ウエット路面ではメーカー名を伏せたタイヤが用意され(恐らく有名ティア1メーカー)、まずは80km/hからの直線制動を比較した。2回の試走は共にMC7が約1m強短く止まった。ライバルは欧州のプレミアムカーをターゲットとした実力派の高性能タイヤだと思われ、そう考えるとMC7のウェットブレーキング性能はまずまず高偏差値という印象だ。
また、およそ80km/h付近から散水されたコーナーへノーブレーキでアプローチするウエットコーナリングでは、過渡特性を比較した。ここでライバルはアンダーステアが出たときに接地が抜けてしまう傾向が強かったが、MC7は滑りながらもタイヤが路面を捉え続けた。また舵角を戻すとそのグリップを速やかに回復した。
ここで確認できたのは、まず排水性の高さだ。MC7は3本の主溝に「ノイズブレーカー3.0」という技術を搭載している。これはその名の通り気柱共鳴音を減衰してパターンノイズを抑える技術だが、ウエット時には排水の流速を早める効果があるのだという。
またトレッド中央には主溝に通じる「スターサイプ」と「ライトニングサイプ」を、そして内側ショルダー部には大型パターンへと通じる「アクアサイプ」を3D構造で搭載して、接地面積を減らさず排水性を高めている。
ふたつめはリフレックスコンパウンドの追従性の高さだ。通常時にはゴムの変形を抑えて転がり抵抗を減らしながらも、タイヤに大きな荷重が掛かったときにそのエネルギーを効率良く熱交換するというコンパウンド技術が、ウェット路面でも路面をしなやかに捉えてくれる。
またドライ路面でも、そのキャラクターは非常に穏やかだった。確かにブレーキングGの立ち上がり方やステアリングを切り込んで行ったときの反応は、SC7の方がシャキッとしている。とはいえミニサーキットレベルの荷重領域なら腰砕けすることもなく、滑ったとしてもウエット同様その挙動が穏やか。コントロールを楽しみ、学ぶには最適のタイヤだと思う。
そしてこの特性は、コンパウンドだけでなく、タイヤ全体で出しているのだと思う。具体的にはショルダーのマクロブロックや、溝の中に仕込まれたスタビライザーバー、そしてケースの剛性全てがバランスして、高負荷に対応している。コントローラブルなタイヤというと単にグリップが低いものを想像しがちだが、MC7はきちんと粘った上で、その過渡特性を穏やかにまとめている。ただ反応が穏やかな分だけ、足周り剛性はそれなりにある方が、そのレスポンスを引き出しやすいだろう。

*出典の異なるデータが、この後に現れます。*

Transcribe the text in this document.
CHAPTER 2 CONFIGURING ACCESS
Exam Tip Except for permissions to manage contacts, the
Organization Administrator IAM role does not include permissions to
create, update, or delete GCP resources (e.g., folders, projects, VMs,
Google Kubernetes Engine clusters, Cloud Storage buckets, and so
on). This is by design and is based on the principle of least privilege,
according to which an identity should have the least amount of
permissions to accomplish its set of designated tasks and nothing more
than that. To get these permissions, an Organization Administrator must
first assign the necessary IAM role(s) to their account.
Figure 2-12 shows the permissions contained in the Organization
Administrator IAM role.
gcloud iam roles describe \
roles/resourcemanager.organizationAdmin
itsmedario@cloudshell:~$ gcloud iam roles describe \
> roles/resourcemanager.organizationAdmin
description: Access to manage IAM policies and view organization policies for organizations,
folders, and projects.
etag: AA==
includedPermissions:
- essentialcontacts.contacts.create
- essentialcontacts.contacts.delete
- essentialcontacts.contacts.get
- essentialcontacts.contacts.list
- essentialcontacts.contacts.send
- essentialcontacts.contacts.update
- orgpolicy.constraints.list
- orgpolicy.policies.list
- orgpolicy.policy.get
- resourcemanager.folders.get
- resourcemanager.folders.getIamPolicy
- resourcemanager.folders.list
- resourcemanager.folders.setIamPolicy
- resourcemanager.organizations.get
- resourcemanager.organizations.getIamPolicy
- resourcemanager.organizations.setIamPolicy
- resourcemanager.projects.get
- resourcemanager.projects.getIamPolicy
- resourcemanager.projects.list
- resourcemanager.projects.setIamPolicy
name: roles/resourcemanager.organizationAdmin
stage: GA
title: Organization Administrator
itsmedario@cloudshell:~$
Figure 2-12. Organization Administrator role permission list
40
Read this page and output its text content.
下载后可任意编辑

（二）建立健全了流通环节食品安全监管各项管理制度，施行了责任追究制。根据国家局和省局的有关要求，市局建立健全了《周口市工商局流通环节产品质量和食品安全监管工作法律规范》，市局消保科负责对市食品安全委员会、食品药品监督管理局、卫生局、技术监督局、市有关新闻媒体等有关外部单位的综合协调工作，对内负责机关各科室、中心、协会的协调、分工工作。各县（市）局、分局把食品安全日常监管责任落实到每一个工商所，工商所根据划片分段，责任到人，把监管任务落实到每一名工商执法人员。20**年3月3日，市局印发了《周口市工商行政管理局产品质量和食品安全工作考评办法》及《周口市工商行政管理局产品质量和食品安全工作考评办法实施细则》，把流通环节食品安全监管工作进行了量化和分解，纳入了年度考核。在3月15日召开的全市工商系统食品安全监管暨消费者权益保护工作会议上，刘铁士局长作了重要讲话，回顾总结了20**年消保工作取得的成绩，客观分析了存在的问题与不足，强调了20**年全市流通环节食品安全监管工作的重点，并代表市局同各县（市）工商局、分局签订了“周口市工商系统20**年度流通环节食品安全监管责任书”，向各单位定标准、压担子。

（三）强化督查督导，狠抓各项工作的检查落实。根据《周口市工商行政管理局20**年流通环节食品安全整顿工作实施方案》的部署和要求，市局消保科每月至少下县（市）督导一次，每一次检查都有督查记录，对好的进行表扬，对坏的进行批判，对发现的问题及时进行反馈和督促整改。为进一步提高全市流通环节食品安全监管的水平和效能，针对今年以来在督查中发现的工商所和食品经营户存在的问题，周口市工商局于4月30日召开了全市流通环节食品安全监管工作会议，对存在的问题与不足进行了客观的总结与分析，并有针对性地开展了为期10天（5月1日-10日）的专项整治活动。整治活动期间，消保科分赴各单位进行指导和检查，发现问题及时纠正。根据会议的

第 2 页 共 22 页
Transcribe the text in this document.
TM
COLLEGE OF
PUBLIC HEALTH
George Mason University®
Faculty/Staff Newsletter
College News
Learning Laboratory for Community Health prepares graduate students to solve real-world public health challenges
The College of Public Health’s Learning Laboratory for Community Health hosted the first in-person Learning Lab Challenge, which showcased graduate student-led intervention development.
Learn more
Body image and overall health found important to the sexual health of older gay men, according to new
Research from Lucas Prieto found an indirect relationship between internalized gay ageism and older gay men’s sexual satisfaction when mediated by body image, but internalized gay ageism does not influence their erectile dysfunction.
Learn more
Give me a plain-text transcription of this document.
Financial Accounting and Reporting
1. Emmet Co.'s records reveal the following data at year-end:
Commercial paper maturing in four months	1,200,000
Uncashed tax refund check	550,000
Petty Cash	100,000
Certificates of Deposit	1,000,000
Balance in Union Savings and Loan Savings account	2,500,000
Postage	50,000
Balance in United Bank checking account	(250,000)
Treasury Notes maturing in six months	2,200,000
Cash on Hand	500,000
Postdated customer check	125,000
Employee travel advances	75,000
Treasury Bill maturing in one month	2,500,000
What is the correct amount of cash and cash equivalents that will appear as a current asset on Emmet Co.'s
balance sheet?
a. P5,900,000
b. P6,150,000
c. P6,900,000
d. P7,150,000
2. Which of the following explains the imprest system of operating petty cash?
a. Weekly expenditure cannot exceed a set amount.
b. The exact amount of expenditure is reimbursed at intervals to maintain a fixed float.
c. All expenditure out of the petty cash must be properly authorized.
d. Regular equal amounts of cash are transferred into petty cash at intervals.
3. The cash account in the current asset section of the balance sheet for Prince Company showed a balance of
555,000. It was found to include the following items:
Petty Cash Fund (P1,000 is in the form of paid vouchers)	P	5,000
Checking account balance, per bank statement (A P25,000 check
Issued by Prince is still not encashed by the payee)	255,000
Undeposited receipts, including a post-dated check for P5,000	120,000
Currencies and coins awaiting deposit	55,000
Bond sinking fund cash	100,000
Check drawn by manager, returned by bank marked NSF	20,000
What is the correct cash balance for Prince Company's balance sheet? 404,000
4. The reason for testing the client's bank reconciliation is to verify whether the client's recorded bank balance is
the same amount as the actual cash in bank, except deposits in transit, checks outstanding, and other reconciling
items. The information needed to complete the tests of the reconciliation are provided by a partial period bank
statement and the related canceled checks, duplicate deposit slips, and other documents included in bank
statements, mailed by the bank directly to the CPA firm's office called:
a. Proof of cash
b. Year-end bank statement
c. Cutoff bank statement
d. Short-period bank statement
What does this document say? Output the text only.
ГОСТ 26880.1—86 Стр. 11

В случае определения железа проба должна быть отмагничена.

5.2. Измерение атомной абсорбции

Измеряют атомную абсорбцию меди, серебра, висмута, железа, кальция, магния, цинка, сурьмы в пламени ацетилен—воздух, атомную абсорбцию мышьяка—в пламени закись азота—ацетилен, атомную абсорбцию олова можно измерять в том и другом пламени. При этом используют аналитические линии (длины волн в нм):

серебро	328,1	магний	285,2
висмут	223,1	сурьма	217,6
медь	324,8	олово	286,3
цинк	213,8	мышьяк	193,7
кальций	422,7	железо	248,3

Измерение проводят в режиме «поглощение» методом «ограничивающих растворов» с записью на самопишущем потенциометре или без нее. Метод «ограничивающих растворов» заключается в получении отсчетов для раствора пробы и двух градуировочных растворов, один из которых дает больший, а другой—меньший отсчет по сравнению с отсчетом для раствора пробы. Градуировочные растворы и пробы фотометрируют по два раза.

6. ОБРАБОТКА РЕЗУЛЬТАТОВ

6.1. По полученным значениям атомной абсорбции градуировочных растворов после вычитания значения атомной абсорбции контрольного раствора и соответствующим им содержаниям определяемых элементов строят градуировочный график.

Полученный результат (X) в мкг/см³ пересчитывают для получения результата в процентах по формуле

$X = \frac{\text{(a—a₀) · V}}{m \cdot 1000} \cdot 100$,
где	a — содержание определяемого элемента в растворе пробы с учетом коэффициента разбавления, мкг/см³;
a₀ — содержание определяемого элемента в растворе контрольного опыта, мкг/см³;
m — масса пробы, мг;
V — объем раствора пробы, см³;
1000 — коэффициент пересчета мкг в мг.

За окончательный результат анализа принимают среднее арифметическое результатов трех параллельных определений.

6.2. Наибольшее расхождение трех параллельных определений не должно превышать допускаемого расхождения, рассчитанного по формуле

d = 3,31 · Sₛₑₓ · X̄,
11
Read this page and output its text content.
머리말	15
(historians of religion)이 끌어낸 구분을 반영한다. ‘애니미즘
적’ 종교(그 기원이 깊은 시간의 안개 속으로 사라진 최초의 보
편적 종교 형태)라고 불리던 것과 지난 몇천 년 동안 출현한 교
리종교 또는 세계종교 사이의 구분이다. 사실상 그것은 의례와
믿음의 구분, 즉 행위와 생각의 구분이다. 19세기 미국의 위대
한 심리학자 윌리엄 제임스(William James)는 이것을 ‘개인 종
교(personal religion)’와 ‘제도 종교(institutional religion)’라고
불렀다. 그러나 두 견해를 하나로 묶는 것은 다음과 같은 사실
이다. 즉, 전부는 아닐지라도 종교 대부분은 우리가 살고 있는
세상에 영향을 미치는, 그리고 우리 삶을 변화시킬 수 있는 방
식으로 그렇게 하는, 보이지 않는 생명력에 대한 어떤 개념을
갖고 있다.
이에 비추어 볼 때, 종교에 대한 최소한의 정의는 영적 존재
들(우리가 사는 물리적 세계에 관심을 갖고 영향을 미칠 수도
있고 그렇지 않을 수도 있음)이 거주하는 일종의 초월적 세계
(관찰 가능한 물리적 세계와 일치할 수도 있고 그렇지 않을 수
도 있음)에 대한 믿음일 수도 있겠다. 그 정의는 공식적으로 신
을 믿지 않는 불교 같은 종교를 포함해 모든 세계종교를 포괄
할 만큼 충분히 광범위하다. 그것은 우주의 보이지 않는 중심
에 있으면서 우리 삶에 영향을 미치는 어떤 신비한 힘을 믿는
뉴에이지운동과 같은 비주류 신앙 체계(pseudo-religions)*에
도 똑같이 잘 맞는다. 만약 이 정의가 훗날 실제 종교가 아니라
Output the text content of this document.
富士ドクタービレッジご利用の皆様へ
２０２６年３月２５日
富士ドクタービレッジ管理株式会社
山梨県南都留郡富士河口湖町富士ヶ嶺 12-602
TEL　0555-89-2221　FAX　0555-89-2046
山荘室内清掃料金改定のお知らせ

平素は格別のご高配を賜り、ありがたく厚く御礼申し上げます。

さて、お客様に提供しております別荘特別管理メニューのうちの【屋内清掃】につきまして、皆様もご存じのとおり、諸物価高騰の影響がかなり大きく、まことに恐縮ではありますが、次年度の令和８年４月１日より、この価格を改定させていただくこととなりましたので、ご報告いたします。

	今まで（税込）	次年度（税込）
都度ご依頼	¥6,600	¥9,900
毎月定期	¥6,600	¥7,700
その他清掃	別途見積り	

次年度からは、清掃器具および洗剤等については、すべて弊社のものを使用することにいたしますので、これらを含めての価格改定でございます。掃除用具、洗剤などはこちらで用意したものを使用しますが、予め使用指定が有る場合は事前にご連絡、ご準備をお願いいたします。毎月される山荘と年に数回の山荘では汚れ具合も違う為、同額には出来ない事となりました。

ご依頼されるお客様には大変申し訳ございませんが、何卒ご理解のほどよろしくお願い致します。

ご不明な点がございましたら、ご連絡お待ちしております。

2日目はシドニーからハンターバレーまでの約250kmをツーリングしたが、ここでの走りも素晴らしかった。高速巡航時はもちろん、荒れた路面でもロードノイズが抑え込まれており、乗り心地も良好。そしてワインディングではハンドリングがリニアさを増した。サーキットで柔和に感じた剛性感が、ベストマッチを見せたのだ。
総じてマックスコンタクトMC7は非常に日本人好みのタイヤに仕上がっていた。これで物足りなければSC7があるわけだが、まずはMC7のハンドリングと高い快適性を味わってみて欲しい。